人生丸ゴト握ッテ回ス (野口武彦著作データ)

野口武彦著作DBへようこそ。このページについて概要が知りたければ、このページに飛んでください。

2004-11-11江戸人の昼と夜

[][]基本情報

Title
江戸人の昼と夜
発行日
1984/8/30
出版社
筑摩書房

[][]目次

I プロローグ

II 武士的なるものの内景

  • 徂徠政治学の原点
  • 徂徠のアジビラ
  • 松平外記一件始末 ―化成期精神風土の一断面
  • 生きがいを見つけた旗本 ―遠山金四郎・太田蜀山人
  • 思想的党派者の悲劇 ―藤田東湖
  • 藤田東湖の死

III 江戸文学の光と闇

  • 江戸人の六つの夢
  • 自意識と癇癖 ―諷刺家(サタリスト)上田秋成
  • 酒鬼登僊 ―銅脈先生補伝
  • 源内の笑いと現代の笑い

IV エピローグ

[][]出だし

 心あてに見し夕顔の花ちりて尋ねぞわぶるたそがれの宿。これは誰あろうかの白河楽翁、江戸時代三大改革の一つ、寛政改革の大立者として幕閣に出馬した松平定信が、まだ若い頃に詠じた和歌の一首である。世に名吟のほまれ高く、ためにこの人物は「黄昏の少将」と称されたといわれる。

(中略)

 ここでは、松平定信という人物を中心に据え、その周辺にひろがる時代の断面図に浮かび上がるであろう精神状況から、いくつかの問題を拾い上げてみたい。これから用いる「武士的知識人」とは、以下いたって常識的に、時代の儒学教育を基礎とする学問知識を思考の枠組みとして使いこなせる武士といったほどの意味でこの言葉を用いることにしよう。だが、いま知識と呼んでいるものは、かならずしも武士が行政担当者として必須としている実務能力上の要件にとどまらない。
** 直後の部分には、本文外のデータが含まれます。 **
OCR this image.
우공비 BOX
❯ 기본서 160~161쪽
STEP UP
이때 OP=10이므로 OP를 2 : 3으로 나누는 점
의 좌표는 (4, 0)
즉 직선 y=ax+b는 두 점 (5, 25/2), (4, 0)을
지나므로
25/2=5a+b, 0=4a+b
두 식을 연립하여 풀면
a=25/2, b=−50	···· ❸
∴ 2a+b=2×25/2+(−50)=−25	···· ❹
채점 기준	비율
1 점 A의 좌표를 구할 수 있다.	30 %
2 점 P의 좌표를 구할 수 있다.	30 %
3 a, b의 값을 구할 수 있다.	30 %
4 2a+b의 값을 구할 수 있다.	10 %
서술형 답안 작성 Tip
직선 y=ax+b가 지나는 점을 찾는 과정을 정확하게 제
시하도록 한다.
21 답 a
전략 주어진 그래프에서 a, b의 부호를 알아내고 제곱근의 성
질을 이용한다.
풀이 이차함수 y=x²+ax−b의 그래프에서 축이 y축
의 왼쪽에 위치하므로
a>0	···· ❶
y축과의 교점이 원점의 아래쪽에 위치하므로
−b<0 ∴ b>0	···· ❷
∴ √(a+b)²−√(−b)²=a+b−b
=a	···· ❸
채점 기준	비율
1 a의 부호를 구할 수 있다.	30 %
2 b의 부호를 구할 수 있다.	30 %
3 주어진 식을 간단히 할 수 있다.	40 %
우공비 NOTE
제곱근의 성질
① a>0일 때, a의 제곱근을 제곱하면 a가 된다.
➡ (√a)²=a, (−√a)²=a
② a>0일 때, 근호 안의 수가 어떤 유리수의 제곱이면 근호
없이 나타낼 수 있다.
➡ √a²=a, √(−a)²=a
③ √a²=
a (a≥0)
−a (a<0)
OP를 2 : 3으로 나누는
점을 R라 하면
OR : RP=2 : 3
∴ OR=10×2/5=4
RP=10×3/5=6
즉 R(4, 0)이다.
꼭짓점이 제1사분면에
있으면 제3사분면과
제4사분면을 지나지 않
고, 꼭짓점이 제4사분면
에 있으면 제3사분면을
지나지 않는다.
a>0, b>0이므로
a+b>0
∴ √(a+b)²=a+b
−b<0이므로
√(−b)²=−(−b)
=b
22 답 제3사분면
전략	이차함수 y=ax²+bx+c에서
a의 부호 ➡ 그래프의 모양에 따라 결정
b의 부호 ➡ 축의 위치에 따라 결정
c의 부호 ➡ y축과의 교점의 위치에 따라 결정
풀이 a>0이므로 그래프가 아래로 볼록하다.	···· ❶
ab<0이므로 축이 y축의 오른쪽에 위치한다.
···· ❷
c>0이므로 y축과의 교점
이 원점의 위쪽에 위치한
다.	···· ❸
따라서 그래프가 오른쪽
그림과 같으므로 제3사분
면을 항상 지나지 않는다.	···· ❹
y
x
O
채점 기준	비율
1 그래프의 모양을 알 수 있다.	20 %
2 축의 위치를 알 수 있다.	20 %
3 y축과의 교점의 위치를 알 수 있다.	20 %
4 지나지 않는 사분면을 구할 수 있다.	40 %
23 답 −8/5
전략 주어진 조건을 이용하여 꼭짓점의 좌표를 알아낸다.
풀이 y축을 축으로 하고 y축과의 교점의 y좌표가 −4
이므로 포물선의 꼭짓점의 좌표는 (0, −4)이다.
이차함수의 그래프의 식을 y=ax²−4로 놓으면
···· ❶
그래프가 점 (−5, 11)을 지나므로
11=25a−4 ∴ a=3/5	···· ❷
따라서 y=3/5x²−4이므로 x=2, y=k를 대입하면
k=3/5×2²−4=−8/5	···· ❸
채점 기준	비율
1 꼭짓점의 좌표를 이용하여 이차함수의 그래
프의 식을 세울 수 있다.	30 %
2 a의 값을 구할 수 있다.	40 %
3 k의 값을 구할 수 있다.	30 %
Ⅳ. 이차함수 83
そこには何かしら直接的有用性にはかぎられぬ余剰な一面があるのであって、所与の社会現実を抽象レベルで思念できるとともに観念的に遊離することもできるという知識人のまさに知識人性は、その特質に根をおろして、武士階層の間に身分の高下を問わず生育していたのである。

[][]感想

森鴎外は『高瀬舟』で、ちょんまげの時代に近代的自我を持った個人を描いたとして批判された。「近代的」かどうかは知らないが、個人の内面が社会や階級に括られない独立性を際立たせている人間を書いているときが、野口氏の筆が最も生き生きとしている瞬間ではないだろうか。

歴史上の人物は洋の東西を問わず、とかく鳥瞰的視点からマッピングされた歴史的ポジションという後世の色眼鏡からなかなか逃れられない。その色眼鏡の皮を一枚づつめくっていったときにどんな"人の生き様の深み"(ちょっと口幅ったい表現ですが)を見せてくれるか、が物書きの腕の見せ所。もって、題名の「昼と夜」に寓して語られる所の人間の精神の断面図、すなわち本書の主題である。ここで俎上にのっているのは、その「お坊ちゃま」の限界が淡々と語られる松平定信にしろ、近代日本の小説家と見紛うばかりの上田秋成にしろ、野口氏のお眼鏡に適った"曲者"ばかり。これは間違いなく「大人」の読む本であります。